Nos encontramos a fines de octubre. Las lluvias empezaron a aparecer después de un larguísimo período de sequía que afectó de manera grave a los cultivos invernales -como trigo y garbanzo-, a cítricos que no disponen de sistemas de riego y a pasturas en general, generando pérdidas de rendimiento y muertes de plantas en los casos más graves.
Ahora es necesario que llueva de manera moderada durante varios días, para que se vayan acumulando milímetros de agua útil en los suelos, sin que ocurran problemas de escorrentías e inundaciones que perjudican a toda la sociedad.
En la región, al inicio de todas las campañas gruesas, las lluvias pasan a ser fundamentales para que los suelos tengan la humedad suficiente para que se realicen barbechos en tiempo y forma, y para que se logre iniciar una siembra adecuada.
Cuando comienza una nueva campaña gruesa la mayoría de los productores y los técnicos empiezan, como primera medida, a evaluar cuál es la actual situación de los lotes que serán utilizados para la próxima siembra de soja, maíz o poroto, un aspecto fundamental antes de que las lluvias aparezcan. Se trata de conocer cómo se viene comportando el lote respecto de las malezas.
Es importante conocer cuál es su historia, cómo fue su comportamiento durante la campana gruesa pasada y cómo pasó el invierno, en cuanto a la aparición de nuevas malezas. Sobre todo, en aquellas que están generando graves problemas, como las resistentes y/o tolerantes a ciertos herbicidas.
En cada campaña se ve un avance de nuevos biotipos, que varía de acuerdo a la especie y a su capacidad de dispersión, ya sea natural o también de manera artificial por la maquinaria. La expansión de estas malezas también dependerá del nivel de adopción de nuevas prácticas de manejo -tanto preventiva como reactiva- que realicen los productores para controlarlas.
Como se señaló en varias disertaciones realizadas por los técnicos de la Estación Experimental Agroindustrial Obispo Colombres (Eeaoc) -en especial, de Ignacio Olea, recientemente fallecido-: “es necesario que los productores y técnicos tomen consciencia del manejo técnico y adecuado de malezas, evitando generar resistencias y tolerancia y, por supuesto, evitando su diseminación”.

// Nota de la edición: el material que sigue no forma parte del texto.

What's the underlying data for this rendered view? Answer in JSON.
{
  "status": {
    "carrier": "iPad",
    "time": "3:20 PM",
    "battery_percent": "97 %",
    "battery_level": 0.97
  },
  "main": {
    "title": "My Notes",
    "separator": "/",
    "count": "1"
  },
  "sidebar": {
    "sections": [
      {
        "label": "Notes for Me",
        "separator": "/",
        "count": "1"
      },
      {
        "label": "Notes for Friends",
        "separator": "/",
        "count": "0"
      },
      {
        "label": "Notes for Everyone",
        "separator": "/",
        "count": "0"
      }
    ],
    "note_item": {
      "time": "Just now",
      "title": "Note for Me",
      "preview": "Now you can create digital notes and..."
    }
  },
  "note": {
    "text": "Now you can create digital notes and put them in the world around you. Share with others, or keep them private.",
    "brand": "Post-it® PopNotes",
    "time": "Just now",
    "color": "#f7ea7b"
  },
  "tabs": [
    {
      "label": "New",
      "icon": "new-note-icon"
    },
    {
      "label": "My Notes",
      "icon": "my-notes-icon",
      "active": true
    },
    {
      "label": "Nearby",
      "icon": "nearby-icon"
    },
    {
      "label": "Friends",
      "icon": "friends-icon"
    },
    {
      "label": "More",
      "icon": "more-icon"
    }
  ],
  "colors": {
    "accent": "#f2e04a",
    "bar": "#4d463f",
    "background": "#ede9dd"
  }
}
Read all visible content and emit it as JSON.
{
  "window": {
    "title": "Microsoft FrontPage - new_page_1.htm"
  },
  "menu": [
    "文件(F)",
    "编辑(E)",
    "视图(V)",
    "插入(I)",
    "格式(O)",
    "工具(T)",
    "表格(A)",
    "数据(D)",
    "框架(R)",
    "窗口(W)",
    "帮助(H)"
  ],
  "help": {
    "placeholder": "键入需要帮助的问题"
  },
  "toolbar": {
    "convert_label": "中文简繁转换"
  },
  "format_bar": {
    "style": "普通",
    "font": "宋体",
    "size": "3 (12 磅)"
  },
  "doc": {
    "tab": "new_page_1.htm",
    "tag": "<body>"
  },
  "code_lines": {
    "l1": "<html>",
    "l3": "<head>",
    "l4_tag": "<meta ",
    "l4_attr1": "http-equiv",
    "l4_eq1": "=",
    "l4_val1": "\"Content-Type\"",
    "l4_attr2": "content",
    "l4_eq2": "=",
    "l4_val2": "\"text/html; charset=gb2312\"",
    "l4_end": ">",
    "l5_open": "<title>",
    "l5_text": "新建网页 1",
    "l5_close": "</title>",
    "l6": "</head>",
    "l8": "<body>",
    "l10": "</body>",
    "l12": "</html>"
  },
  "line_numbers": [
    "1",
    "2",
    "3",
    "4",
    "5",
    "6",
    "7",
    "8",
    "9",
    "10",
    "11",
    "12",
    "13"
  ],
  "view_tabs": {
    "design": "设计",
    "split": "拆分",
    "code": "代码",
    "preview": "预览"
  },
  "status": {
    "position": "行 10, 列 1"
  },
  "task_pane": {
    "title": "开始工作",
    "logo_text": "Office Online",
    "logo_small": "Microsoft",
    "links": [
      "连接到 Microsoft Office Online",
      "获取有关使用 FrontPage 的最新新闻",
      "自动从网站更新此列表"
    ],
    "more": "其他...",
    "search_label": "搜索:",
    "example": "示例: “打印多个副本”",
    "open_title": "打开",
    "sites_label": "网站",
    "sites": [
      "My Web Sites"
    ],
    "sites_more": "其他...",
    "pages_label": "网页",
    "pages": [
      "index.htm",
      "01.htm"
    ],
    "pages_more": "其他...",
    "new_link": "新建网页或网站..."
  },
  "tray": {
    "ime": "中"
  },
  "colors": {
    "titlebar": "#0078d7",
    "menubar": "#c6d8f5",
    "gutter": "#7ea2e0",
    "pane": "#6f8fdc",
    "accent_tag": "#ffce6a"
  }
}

Según diversos trabajos de investigación realizados por la Eeaoc, los problemas de malezas están dados por la gran capacidad de algunas especies gramíneas perennes de desarrollo temprano para desenvolverse durante el otoño, lo que les permite llegar en pocas semanas a la floración, su momento fenológico de mayor tolerancia al glifosato y de menor efectividad de los graminicidas.
En general, todas las especies, en la medida que se demoran las fechas de siembra, van creciendo y generando cada vez más dificultad para su control. Pero idealmente se debe hacer un esfuerzo para evitar llegar a esas instancias; principalmente mediante estrategias de barbechos largos o intermedios, o con cultivos de invierno.
En el caso de las resistentes, cada año es más evidente la presión de biotipos de gramíneas, pero, en general, los productores ya saben cómo encarar su manejo.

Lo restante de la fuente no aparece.